The Research Method
I’m no academic or professional researcher but here you can read how I go and research the subject of success.
The Research Method
I started my journey by just simply asking some people how they define success. These were spontaneous conversations in cafe’s over video conference etc. Little by little a developed a protocol and right now this is more-or-less what I do
- In a 1:1 meeting, either scheduled or not, I ask the question, unannounced, hoping for an honest / spontaneous answer: How do you define success for your life.
- Sometimes I add “not just for work”
- Then depending on the answer I might ask one of the following questions:
- How do you measure that?
- Are you successful right now?
- Then almost always I ask what I call the “Tragedist question”: Imagining someone that experiences a tragedy, can they still be successful?
- I take lots of notes and add them to what is now a big spreadsheet.
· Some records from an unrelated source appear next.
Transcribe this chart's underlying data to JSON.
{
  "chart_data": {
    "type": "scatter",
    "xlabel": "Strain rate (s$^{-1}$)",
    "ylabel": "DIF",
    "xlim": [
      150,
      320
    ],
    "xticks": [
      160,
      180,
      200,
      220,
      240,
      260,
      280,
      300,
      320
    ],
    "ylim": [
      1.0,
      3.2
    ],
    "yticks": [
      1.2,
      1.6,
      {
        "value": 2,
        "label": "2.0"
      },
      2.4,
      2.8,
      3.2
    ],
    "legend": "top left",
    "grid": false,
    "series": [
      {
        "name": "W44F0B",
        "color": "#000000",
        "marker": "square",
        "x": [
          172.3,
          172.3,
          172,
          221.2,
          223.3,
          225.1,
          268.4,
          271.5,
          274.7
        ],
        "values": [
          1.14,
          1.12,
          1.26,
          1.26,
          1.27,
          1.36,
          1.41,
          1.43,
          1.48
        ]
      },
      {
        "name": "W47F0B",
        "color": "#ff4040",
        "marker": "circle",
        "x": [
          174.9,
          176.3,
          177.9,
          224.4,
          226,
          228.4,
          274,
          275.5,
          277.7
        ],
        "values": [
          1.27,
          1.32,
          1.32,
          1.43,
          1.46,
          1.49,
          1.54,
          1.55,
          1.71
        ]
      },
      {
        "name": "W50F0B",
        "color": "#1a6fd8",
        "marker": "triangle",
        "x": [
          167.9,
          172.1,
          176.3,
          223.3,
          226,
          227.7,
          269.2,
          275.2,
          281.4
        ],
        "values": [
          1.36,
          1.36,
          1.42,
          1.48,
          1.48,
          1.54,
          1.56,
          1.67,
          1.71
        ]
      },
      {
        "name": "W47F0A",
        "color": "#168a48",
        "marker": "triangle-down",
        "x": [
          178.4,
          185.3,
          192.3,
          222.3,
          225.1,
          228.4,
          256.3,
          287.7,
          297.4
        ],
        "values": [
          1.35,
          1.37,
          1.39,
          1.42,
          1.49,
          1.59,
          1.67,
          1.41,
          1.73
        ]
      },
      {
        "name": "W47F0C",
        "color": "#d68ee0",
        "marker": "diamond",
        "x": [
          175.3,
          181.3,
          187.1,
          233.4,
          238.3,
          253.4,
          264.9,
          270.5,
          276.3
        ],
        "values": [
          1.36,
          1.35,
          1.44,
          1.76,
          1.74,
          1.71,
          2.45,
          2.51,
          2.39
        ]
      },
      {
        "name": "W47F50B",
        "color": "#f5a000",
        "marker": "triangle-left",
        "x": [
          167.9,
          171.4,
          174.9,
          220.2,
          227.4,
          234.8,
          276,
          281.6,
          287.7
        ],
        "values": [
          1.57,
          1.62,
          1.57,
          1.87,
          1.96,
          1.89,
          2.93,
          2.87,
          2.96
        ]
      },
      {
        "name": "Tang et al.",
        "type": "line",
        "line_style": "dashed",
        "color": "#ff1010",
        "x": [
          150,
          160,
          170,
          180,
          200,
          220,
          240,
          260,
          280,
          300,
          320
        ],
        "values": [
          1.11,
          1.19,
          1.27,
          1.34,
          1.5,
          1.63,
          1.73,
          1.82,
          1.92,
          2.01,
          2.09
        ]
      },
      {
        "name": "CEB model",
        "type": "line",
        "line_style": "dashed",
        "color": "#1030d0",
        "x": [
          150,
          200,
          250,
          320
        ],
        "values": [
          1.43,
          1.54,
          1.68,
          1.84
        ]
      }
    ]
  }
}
- I process the Successtimonies and tag them when common themes occur such as: “family” or “impact” or “Happiness” etc
- I extract bits of knowledge and inspiration for talks and writing
The Dataset
As of November my dataset consists of:
- 166 Successtimonies
- Googlers 86% Non-Googlers: 14%
- Female: 28% Male: 72%
- Diverse set of professional backgrounds:
Product Manager | 36% |
Eng | 32% |
Ops / Other | 7% |
Sales / Commerce | 7% |
UX(r)(d)(w) | 4% |
Legal | 1% |
Program | 7% |
Comms / GTM / Marketing | 4% |
Analyst | 3% |
Executive, C-level, entrepreneur, Founder etc | 1% |
Research Bias
My research is admittedly biased, but I’m OK with that. I am enjoying the journey, and the many conversations I am having. Here is how I know my research is biased:
- Demographically biased: I interview people I encounter in life so the demographic is biased towards who I meet and it consists of a lot of folks within tech
- Relationally biased: I pop the question as a surprise. Most people I interview aren’t that close to me, so one can question whether I am getting honest answers
- Content bias: People might “hide” concepts within other concepts. For example, someone might mention impact which for them might also include career even though they don’t explicitly mentioned “career” as part of their successtimony. In this example they “hid” career inside “Impact.
What’s Next
Currently I am just enjoying the journey. I plan to go until at least 250 Successtimonies over the next few years. One thing I should probably do is to deliberately interview people outside of the demographics that I encounter spontaneously in day-to-day life.